Chapter 4 asks the question whether the "Book of Margery Kempe is a Feminist Text." After examining different aspects of feminist thought, and employing the idea of patriarchy, Hirsh concludes that for Margery, like St. Bridget of Sweden and Julian of Norwich, "gender was not an ultimate category of definition, but one of the most important which they encountered in the course of a complicated struggle, one which was at once spiritual and secular" (75-6). Chapter 5 compliments 4, but should perhaps have preceded it, by examining feminism and spirituality in Chaucer's Second Nun's Tale.
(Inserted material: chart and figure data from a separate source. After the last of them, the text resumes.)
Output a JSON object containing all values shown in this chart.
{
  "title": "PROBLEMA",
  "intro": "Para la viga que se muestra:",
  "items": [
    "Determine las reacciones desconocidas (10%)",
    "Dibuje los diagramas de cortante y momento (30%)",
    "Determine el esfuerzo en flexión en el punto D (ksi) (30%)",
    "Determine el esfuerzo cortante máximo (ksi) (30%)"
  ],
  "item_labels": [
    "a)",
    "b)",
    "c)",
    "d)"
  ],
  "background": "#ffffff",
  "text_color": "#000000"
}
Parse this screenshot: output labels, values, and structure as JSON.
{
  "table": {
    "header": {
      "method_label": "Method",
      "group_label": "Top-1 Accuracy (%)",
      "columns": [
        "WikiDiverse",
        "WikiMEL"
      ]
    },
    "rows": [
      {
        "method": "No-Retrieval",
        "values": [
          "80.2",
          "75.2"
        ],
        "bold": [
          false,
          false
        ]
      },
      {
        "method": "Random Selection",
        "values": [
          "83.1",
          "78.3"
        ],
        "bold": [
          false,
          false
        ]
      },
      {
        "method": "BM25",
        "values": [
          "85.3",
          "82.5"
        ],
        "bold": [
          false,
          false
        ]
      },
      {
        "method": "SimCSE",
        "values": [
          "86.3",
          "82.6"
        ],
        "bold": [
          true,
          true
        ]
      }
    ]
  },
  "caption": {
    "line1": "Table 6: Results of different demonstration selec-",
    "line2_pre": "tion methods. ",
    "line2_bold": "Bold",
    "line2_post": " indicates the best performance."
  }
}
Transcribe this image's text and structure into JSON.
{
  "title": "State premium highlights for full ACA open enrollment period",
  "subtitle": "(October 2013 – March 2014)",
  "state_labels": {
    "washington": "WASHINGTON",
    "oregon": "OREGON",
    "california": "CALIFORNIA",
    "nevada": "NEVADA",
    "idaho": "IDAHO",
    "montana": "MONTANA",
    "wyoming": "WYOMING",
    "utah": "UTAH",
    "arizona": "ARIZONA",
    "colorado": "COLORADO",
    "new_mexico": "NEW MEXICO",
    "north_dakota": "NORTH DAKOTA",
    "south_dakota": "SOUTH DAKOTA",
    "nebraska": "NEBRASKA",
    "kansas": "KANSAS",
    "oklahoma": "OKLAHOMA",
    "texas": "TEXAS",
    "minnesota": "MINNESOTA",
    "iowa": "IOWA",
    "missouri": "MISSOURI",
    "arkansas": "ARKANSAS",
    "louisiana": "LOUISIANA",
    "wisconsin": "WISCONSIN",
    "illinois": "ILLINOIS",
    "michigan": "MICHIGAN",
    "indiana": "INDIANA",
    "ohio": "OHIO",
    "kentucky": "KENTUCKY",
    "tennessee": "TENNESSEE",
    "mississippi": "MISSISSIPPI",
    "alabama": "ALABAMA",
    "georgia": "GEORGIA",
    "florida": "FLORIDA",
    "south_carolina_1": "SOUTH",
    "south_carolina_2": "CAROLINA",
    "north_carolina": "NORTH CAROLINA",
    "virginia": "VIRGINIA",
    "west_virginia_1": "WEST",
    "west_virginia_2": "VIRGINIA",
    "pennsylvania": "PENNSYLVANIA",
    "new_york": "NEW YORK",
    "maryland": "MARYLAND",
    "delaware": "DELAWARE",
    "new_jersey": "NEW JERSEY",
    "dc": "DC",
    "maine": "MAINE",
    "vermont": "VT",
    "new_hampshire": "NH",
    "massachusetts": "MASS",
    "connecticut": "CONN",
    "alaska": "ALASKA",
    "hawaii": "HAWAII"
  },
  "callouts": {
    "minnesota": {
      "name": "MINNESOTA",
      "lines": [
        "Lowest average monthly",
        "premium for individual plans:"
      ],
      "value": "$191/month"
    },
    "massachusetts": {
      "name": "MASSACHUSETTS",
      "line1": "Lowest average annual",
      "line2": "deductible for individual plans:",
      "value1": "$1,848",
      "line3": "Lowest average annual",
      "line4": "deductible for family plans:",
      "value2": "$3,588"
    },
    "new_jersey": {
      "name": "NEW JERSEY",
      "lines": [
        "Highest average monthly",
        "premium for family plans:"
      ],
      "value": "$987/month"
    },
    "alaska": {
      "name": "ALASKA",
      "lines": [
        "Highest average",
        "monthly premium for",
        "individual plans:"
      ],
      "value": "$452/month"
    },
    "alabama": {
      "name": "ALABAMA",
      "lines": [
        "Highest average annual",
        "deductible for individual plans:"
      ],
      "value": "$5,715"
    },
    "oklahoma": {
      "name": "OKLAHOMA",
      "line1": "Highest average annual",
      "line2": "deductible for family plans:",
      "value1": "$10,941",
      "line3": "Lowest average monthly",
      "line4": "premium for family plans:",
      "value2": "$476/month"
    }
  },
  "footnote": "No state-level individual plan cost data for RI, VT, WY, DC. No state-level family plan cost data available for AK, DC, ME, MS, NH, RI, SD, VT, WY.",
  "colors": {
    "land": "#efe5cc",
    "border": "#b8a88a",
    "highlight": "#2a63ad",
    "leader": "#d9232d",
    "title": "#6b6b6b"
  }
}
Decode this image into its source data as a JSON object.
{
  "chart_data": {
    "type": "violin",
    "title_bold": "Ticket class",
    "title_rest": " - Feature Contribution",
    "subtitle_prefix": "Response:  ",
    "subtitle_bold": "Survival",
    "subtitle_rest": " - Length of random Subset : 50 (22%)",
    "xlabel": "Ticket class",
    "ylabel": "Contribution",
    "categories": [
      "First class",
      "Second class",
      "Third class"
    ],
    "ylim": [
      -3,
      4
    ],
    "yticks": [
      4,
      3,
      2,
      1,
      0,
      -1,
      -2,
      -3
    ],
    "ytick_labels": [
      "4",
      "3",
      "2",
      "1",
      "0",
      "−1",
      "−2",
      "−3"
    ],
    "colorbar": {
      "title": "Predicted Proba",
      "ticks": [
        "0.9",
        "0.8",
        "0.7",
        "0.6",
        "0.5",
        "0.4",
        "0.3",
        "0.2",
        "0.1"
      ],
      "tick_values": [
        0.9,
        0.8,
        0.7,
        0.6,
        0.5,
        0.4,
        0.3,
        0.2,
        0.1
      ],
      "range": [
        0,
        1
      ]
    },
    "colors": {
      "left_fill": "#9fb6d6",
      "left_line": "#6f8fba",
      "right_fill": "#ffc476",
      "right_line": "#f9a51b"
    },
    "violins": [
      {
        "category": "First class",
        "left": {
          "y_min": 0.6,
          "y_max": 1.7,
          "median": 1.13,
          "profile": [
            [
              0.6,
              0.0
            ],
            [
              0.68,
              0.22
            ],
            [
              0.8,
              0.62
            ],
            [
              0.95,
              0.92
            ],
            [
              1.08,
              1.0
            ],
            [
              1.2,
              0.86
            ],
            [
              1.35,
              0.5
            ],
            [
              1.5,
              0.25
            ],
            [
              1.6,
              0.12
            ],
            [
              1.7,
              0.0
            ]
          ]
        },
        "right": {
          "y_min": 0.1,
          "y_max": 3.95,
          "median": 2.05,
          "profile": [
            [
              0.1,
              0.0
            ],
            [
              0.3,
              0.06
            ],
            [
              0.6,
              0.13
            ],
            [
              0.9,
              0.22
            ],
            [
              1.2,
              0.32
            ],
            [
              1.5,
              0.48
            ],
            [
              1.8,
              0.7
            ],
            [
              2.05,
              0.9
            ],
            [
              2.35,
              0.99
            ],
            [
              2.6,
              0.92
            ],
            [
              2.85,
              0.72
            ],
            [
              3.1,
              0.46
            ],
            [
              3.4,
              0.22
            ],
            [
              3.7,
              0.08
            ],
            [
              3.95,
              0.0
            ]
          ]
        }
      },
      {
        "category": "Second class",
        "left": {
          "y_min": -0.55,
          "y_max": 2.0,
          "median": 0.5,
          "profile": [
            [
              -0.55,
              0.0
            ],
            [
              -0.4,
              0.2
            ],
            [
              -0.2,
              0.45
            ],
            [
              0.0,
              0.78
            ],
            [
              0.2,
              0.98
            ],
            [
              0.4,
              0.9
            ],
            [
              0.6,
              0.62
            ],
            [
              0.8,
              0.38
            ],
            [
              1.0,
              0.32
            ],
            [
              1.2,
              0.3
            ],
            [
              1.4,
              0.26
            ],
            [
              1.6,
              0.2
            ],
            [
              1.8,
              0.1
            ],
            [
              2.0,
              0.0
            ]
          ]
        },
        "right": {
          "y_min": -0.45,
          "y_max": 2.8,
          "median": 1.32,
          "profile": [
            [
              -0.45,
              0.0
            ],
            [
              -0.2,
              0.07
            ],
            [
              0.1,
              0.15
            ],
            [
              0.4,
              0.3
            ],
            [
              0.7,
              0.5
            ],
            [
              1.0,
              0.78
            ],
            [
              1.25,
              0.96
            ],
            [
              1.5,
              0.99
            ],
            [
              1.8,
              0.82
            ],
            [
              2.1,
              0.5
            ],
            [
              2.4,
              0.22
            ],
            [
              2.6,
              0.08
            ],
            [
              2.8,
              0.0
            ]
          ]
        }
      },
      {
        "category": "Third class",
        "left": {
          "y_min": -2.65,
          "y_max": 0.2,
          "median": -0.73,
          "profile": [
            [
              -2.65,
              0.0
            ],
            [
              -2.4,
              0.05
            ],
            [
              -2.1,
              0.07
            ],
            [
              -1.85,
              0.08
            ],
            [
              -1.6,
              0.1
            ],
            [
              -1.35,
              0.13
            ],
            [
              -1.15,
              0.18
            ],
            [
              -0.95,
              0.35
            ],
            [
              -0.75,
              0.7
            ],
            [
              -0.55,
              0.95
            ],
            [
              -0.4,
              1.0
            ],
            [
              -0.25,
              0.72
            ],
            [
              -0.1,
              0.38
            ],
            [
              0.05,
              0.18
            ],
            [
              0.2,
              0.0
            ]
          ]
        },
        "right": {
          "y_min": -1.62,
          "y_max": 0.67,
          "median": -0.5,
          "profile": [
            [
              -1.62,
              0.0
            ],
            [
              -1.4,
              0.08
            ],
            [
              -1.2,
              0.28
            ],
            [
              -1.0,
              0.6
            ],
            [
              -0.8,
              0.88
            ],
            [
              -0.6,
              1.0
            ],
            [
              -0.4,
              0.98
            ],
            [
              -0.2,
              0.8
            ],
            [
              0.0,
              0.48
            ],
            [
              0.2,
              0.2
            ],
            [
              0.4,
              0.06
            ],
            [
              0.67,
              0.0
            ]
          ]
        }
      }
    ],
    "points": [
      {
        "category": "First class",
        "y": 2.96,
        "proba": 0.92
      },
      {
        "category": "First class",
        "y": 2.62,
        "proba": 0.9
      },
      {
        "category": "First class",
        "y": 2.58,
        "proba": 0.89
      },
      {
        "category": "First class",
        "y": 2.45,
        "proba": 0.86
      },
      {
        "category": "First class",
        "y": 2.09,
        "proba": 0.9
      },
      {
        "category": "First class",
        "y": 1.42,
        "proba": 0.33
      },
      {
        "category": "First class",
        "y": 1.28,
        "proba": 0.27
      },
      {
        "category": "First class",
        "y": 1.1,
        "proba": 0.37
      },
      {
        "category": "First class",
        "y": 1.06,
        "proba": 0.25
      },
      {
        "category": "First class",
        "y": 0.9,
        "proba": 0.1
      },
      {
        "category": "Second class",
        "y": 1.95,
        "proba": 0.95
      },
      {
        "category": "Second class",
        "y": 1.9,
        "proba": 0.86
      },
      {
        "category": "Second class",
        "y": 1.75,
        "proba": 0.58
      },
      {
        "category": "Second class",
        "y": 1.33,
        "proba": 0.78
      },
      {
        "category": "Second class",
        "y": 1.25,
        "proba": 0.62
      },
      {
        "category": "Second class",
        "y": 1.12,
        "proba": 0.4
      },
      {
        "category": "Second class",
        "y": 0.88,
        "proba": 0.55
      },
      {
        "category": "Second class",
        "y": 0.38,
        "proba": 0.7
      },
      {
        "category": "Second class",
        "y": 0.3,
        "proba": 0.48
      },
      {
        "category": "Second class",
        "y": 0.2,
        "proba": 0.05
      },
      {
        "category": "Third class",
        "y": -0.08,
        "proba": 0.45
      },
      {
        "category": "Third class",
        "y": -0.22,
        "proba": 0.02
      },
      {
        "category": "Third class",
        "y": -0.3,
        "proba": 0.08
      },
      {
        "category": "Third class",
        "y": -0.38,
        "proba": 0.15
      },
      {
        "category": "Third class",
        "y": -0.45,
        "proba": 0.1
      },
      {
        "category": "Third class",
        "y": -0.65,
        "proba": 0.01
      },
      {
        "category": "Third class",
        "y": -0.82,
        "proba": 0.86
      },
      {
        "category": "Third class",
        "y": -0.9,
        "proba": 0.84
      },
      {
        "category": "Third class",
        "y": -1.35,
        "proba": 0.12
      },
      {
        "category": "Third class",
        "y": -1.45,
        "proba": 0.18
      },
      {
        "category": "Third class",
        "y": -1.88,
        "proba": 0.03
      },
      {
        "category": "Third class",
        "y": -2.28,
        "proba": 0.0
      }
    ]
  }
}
Chapter 6, entitled "Christ's Blood" explores the sacred blood as an object of devotion. Here Hirsh traces the scriptural origins of the devotion, examines the literary tradition of the sacred blood (especially in fifteenth-century England), and explores the origin of its cultus (especially at Hayles Abbey).

Chapters 7, 8, and 9 provide modern parallels to medieval mysticism. In Chapter 7, Hirsh compares Richard Rolle to the Brazilian liberation theologian Leonardo Boff; Chapter 8 examines the arma Christi (the instruments of Christ's Passion) and compares them with iconography in inner-city America (guns, police). Chapter 9 entitled, "The New World", examines the Franciscan missionary experience in sixteenth- century Mexico and discusses the development of the cult of Our Lady of Guadalupe, using it as a case study for New World spirituality.

What Hirsh has produced is an unusually well written and insightful work about various aspects of medieval spirituality. His chapter on Buddhism and late medieval English spirituality provides a well researched and splendidly detailed case analysis of Eastern religion influence on the West. However, the main problem with this study -- if it can be considered to be a problem -- is that Hirsh intended to offer a series of exempla. While his examples and presentation of medieval faith-in-action are thorough, since they are merely exempla it is difficult to see the text as a coherent whole. The overall structure of the work seems a bit forced and the Introduction and the Conclusion almost appear to be an afterthought. Perhaps the individual chapters would have been better served if they were published as separate articles rather than included in a single monograph.